I've got a great mental image of that.

zhao
10-12-2009, 09:39 PM
gotta love a good train spotter though.

recently i mixed this real moody dark "industrial jazz" tune on top of some afro house beats to set up for an arabic epic mashup, and this dude came up after was like "i can't believe you dropped ______ ! " i was like "wha?" and he was like "that dark jazz tune! i bought that in 1992!" i myself have long forgotten what the fuck it is or where it came from...

Alfons
11-01-2010, 12:10 AM
http://photos-b.ak.fbcdn.net/hphotos-ak-snc3/hs239.snc3/22636_245190039905_745759905_3099609_2706165_n.jpg

got this request handed to me by a weird looking american guy while I was playing a set of dubstep / wonky / grime at a local club, quite funny...

shaolinsoul
11-01-2010, 12:54 AM
I played this last night.

gherkin jerks - stomp the beat.

http://www.youtube.com/watch?v=8aals91k93I&feature=related

shaolinsoul
11-01-2010, 12:56 AM
http://photos-b.ak.fbcdn.net/hphotos-ak-snc3/hs239.snc3/22636_245190039905_745759905_3099609_2706165_n.jpg

got this request handed to me by a weird looking american guy while I was playing a set of dubstep / wonky / grime at a local club, quite funny...

should have blew his mind with some donk..

cobretti
11-01-2010, 01:27 PM
should have blew his mind with some donk..

Or blown your nose in it and handed it back.

luka
16-01-2010, 04:24 AM
hahaha it do sound boring though!

alex
18-01-2010, 09:49 AM
hahaha it do sound boring though!

it does, although there isnt any need for that, he is a bigger dickhead for still being in there "raving" to music he doesnt like, wanker.
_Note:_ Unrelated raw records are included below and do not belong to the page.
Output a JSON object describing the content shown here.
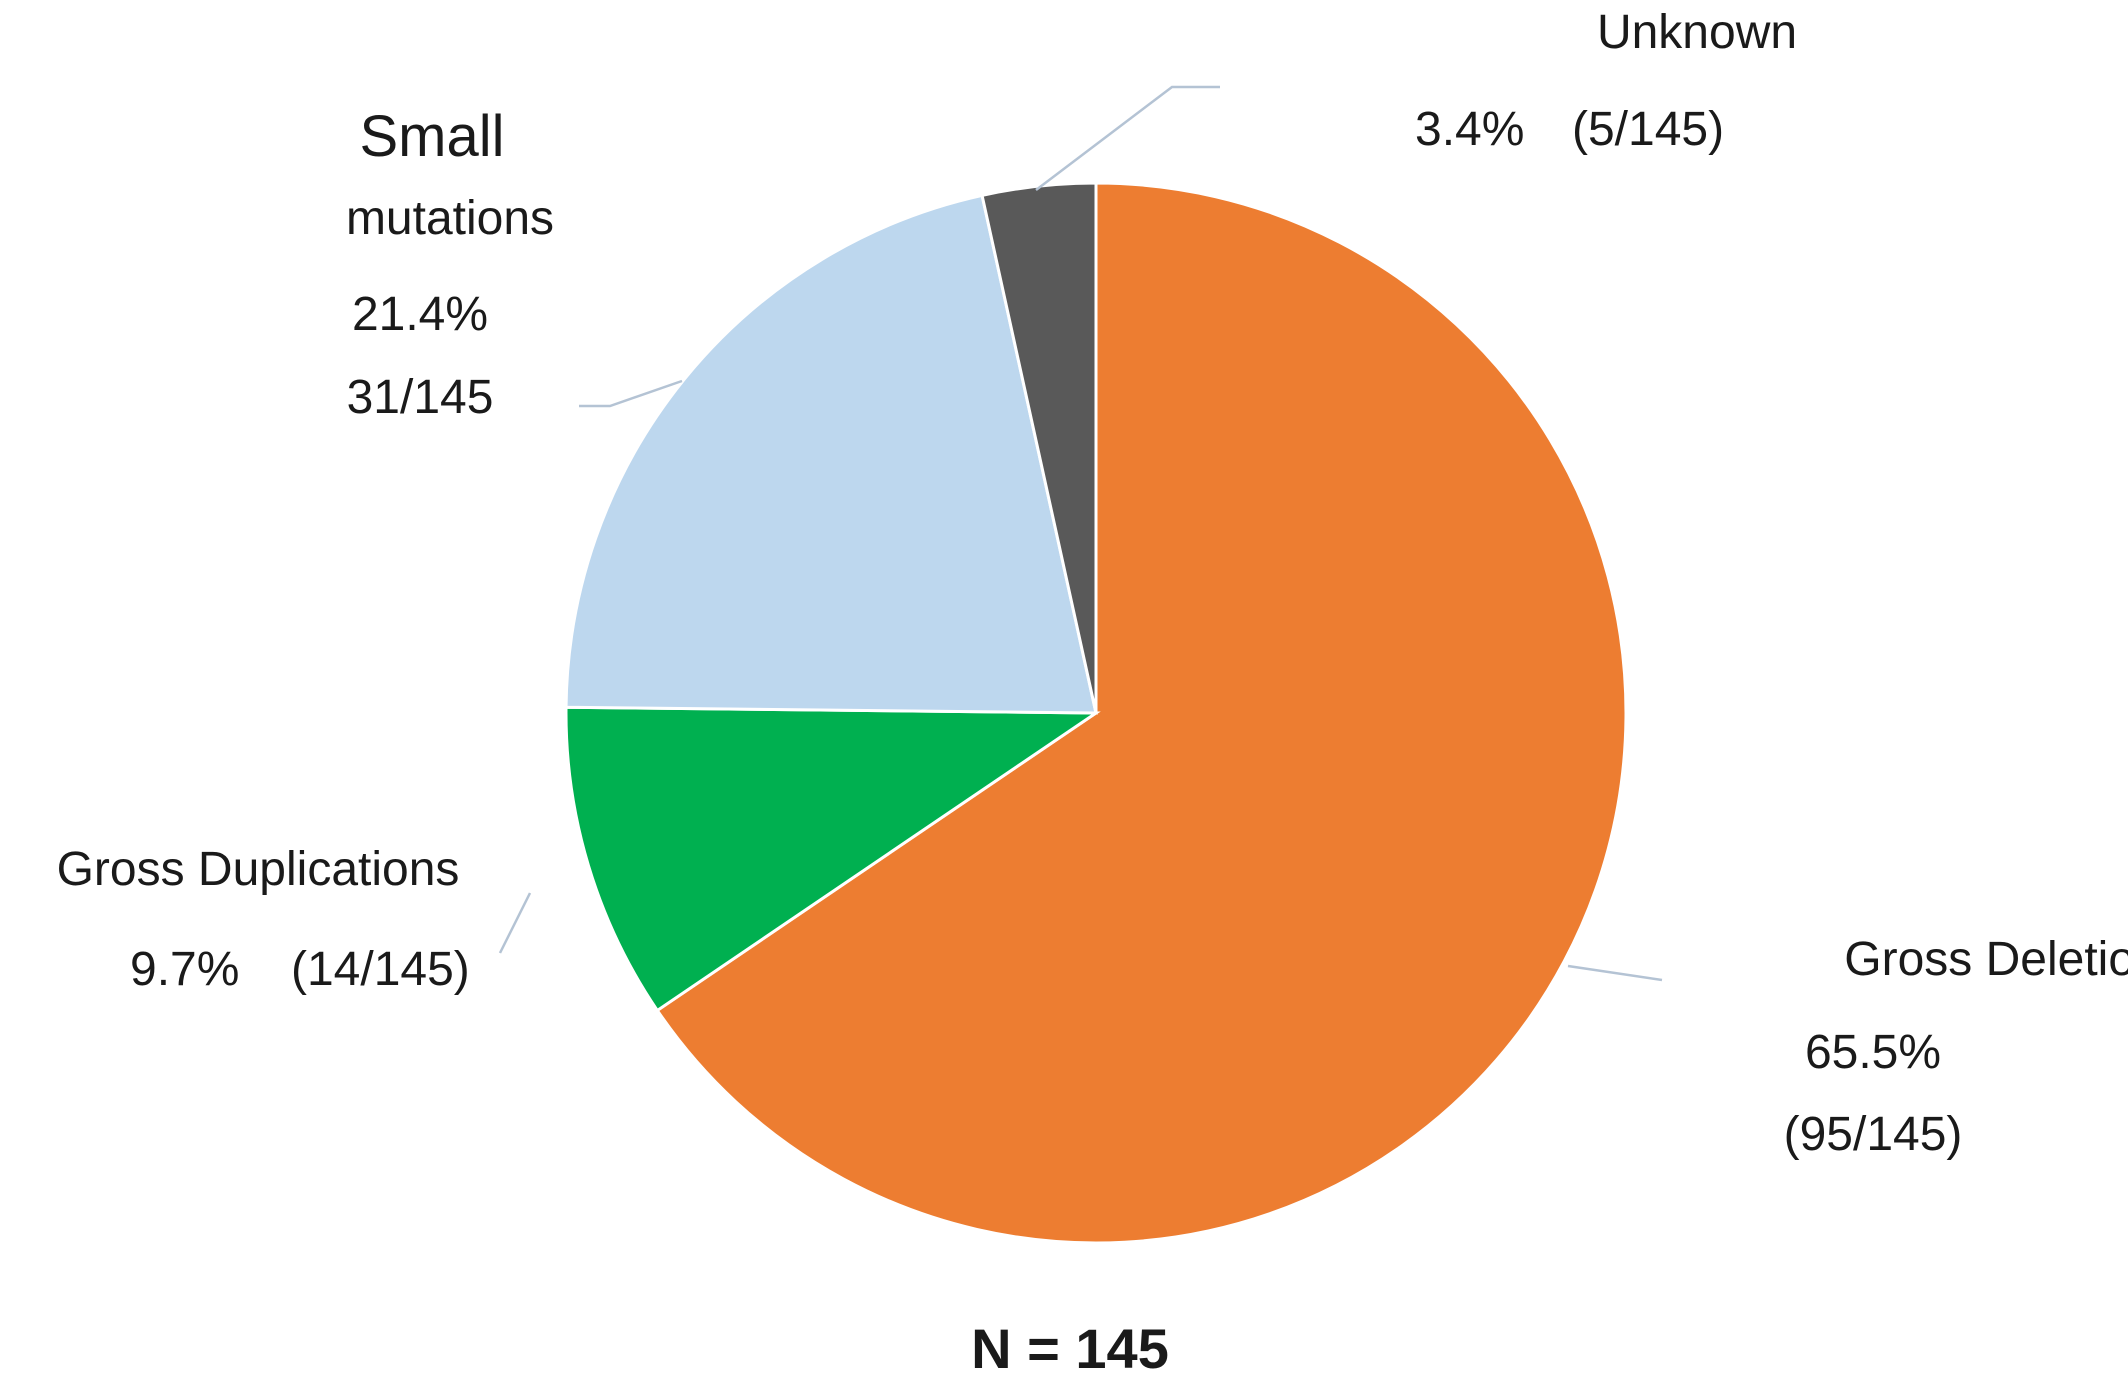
{
  "chart_data": {
    "type": "pie",
    "footer": "N = 145",
    "slices": [
      {
        "name": "Gross Deletions",
        "percent_label": "65.5%",
        "count_label": "(95/145)",
        "value": 95,
        "color": "#ED7D31"
      },
      {
        "name": "Gross Duplications",
        "percent_label": "9.7%",
        "count_label": "(14/145)",
        "value": 14,
        "color": "#00B050"
      },
      {
        "name": "Small",
        "name_line2": "mutations",
        "percent_label": "21.4%",
        "count_label": "31/145",
        "value": 31,
        "color": "#BDD7EE"
      },
      {
        "name": "Unknown",
        "percent_label": "3.4%",
        "count_label": "(5/145)",
        "value": 5,
        "color": "#595959"
      }
    ]
  }
}
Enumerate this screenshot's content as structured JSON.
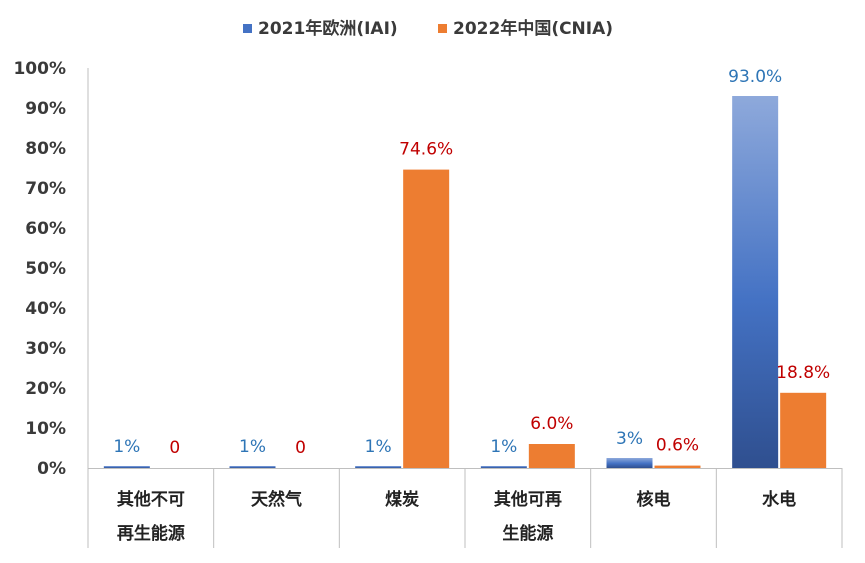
{
  "chart_data": {
    "type": "bar",
    "categories": [
      [
        "其他不可",
        "再生能源"
      ],
      [
        "天然气"
      ],
      [
        "煤炭"
      ],
      [
        "其他可再",
        "生能源"
      ],
      [
        "核电"
      ],
      [
        "水电"
      ]
    ],
    "series": [
      {
        "name": "2021年欧洲(IAI)",
        "values": [
          0.5,
          0.5,
          0.5,
          0.5,
          2.5,
          93.0
        ],
        "labels": [
          "1%",
          "1%",
          "1%",
          "1%",
          "3%",
          "93.0%"
        ],
        "label_color": "#2e75b6",
        "color_light": "#8ea9db",
        "color_dark": "#2f4f8f",
        "legend_color": "#4472c4"
      },
      {
        "name": "2022年中国(CNIA)",
        "values": [
          0,
          0,
          74.6,
          6.0,
          0.6,
          18.8
        ],
        "labels": [
          "0",
          "0",
          "74.6%",
          "6.0%",
          "0.6%",
          "18.8%"
        ],
        "label_color": "#c00000",
        "color": "#ed7d31",
        "legend_color": "#ed7d31"
      }
    ],
    "ylim": [
      0,
      100
    ],
    "yticks": [
      0,
      10,
      20,
      30,
      40,
      50,
      60,
      70,
      80,
      90,
      100
    ],
    "ytick_labels": [
      "0%",
      "10%",
      "20%",
      "30%",
      "40%",
      "50%",
      "60%",
      "70%",
      "80%",
      "90%",
      "100%"
    ],
    "legend_position": "top-center",
    "grid": false
  }
}
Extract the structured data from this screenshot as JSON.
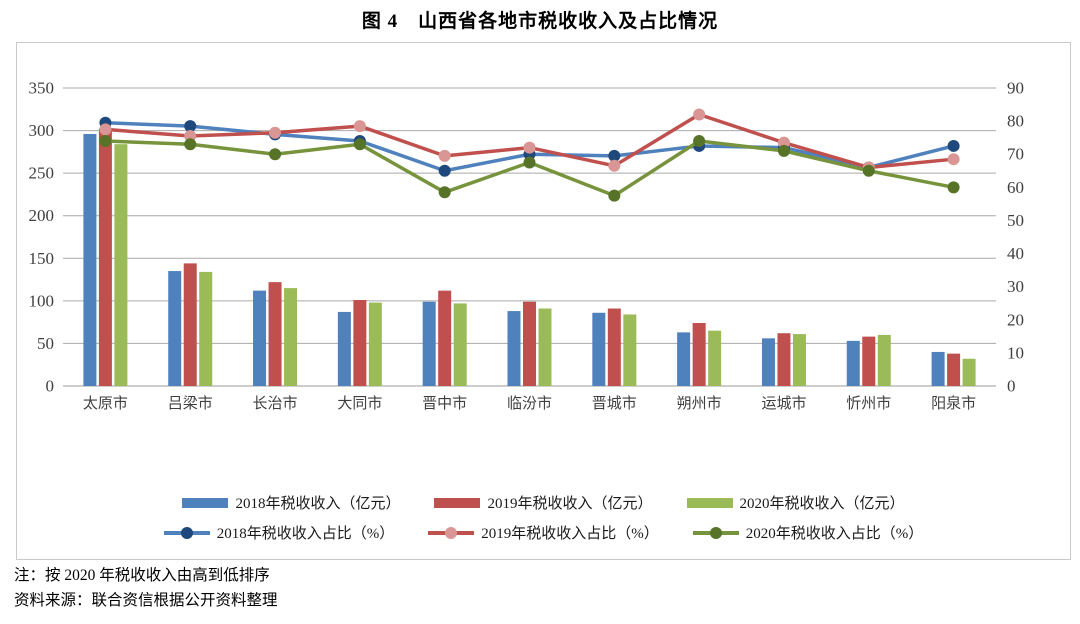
{
  "title": "图 4　山西省各地市税收收入及占比情况",
  "notes": {
    "sort": "注：按 2020 年税收收入由高到低排序",
    "source": "资料来源：联合资信根据公开资料整理"
  },
  "colors": {
    "bar_2018": "#4F81BD",
    "bar_2019": "#C0504D",
    "bar_2020": "#9BBB59",
    "line_2018": "#4F81BD",
    "marker_2018": "#1F497D",
    "line_2019": "#C0504D",
    "marker_2019": "#D99694",
    "line_2020": "#77933C",
    "marker_2020": "#567327",
    "grid": "#aaaaaa",
    "axis_text": "#3f3f3f",
    "box_border": "#c9c9c9"
  },
  "chart_data": {
    "type": "bar",
    "subtype": "grouped bars (left axis) + lines with markers (right axis)",
    "title": "图 4　山西省各地市税收收入及占比情况",
    "categories": [
      "太原市",
      "吕梁市",
      "长治市",
      "大同市",
      "晋中市",
      "临汾市",
      "晋城市",
      "朔州市",
      "运城市",
      "忻州市",
      "阳泉市"
    ],
    "series": [
      {
        "name": "2018年税收收入（亿元）",
        "kind": "bar",
        "axis": "left",
        "color": "#4F81BD",
        "values": [
          296,
          135,
          112,
          87,
          99,
          88,
          86,
          63,
          56,
          53,
          40
        ]
      },
      {
        "name": "2019年税收收入（亿元）",
        "kind": "bar",
        "axis": "left",
        "color": "#C0504D",
        "values": [
          302,
          144,
          122,
          101,
          112,
          99,
          91,
          74,
          62,
          58,
          38
        ]
      },
      {
        "name": "2020年税收收入（亿元）",
        "kind": "bar",
        "axis": "left",
        "color": "#9BBB59",
        "values": [
          284,
          134,
          115,
          98,
          97,
          91,
          84,
          65,
          61,
          60,
          32
        ]
      },
      {
        "name": "2018年税收收入占比（%）",
        "kind": "line",
        "axis": "right",
        "color": "#4F81BD",
        "marker": "#1F497D",
        "values": [
          79.5,
          78.5,
          76,
          74,
          65,
          70,
          69.5,
          72.5,
          72,
          66,
          72.5
        ]
      },
      {
        "name": "2019年税收收入占比（%）",
        "kind": "line",
        "axis": "right",
        "color": "#C0504D",
        "marker": "#D99694",
        "values": [
          77.5,
          75.5,
          76.5,
          78.5,
          69.5,
          72,
          66.5,
          82,
          73.5,
          66,
          68.5
        ]
      },
      {
        "name": "2020年税收收入占比（%）",
        "kind": "line",
        "axis": "right",
        "color": "#77933C",
        "marker": "#567327",
        "values": [
          74,
          73,
          70,
          73,
          58.5,
          67.5,
          57.5,
          74,
          71,
          65,
          60
        ]
      }
    ],
    "left_axis": {
      "min": 0,
      "max": 350,
      "step": 50,
      "tick_labels": [
        "0",
        "50",
        "100",
        "150",
        "200",
        "250",
        "300",
        "350"
      ]
    },
    "right_axis": {
      "min": 0,
      "max": 90,
      "step": 10,
      "tick_labels": [
        "0",
        "10",
        "20",
        "30",
        "40",
        "50",
        "60",
        "70",
        "80",
        "90"
      ]
    },
    "grid": "horizontal gridlines at left-axis ticks",
    "legend_position": "bottom, two rows"
  }
}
That's what I cant understand with some people. Going to a night dedicated to 1 specific sound, then moaning, arsehole.

One Louder
20-01-2010, 12:03 AM
Ha ha, so many prime examples in this thread...

One of the best I've ever had was in 2006, at a tiny little cellar gig in auckland. Dubstep hadn't broken into the NZ clubbing consciousness at this point (it's a different story now, of course) and a friend had set up this gig which he promoted as 100% dubstep etc...
I went on third, which was sort of prime spot and started off with Midnight Request Line and a young woman walked up to the decks with a sort of rankled look on her face, leaned over and asked
"what is this?"
"er... it's dubstep..."
"are you just going to play dubstep all night?"
Thankfully I was rescued from replying by the needle being knocked halfway across the record as she leaned over the deck, so a stern look was all that was required to make her melt back into the crowd.

boyalive
25-01-2010, 03:36 PM
Somebody should instigate a points system. I got 5 points on saturday for "do you play any pendulum?"

Tentative Andy
25-01-2010, 03:39 PM
Someone go see Zhao and give him a 'play some vinyl' heckle. ;)

zhao
25-01-2010, 04:21 PM
Someone go see Zhao and give him a 'play some vinyl' heckle. ;)

http://www.dissensus.com/showthread.php?10397-Netherlands-Czech-Republic-Feb-March&p=218588#post218588

can put any dissensian on the list and will be happy to play a ripped-from-vinyl mp3 with some crackles :)

alex
04-03-2010, 11:00 AM
anyone got any new ones? this thread has been entertaining me in work so much, I keep creasing up at the fetish club one

benjybars
04-03-2010, 12:29 PM
Loefah gets a "boring" heckle, pokes deals with the situation swiftly.



haha. good old pokes.

that is a particularly boring coki tune that loefah's playing tho.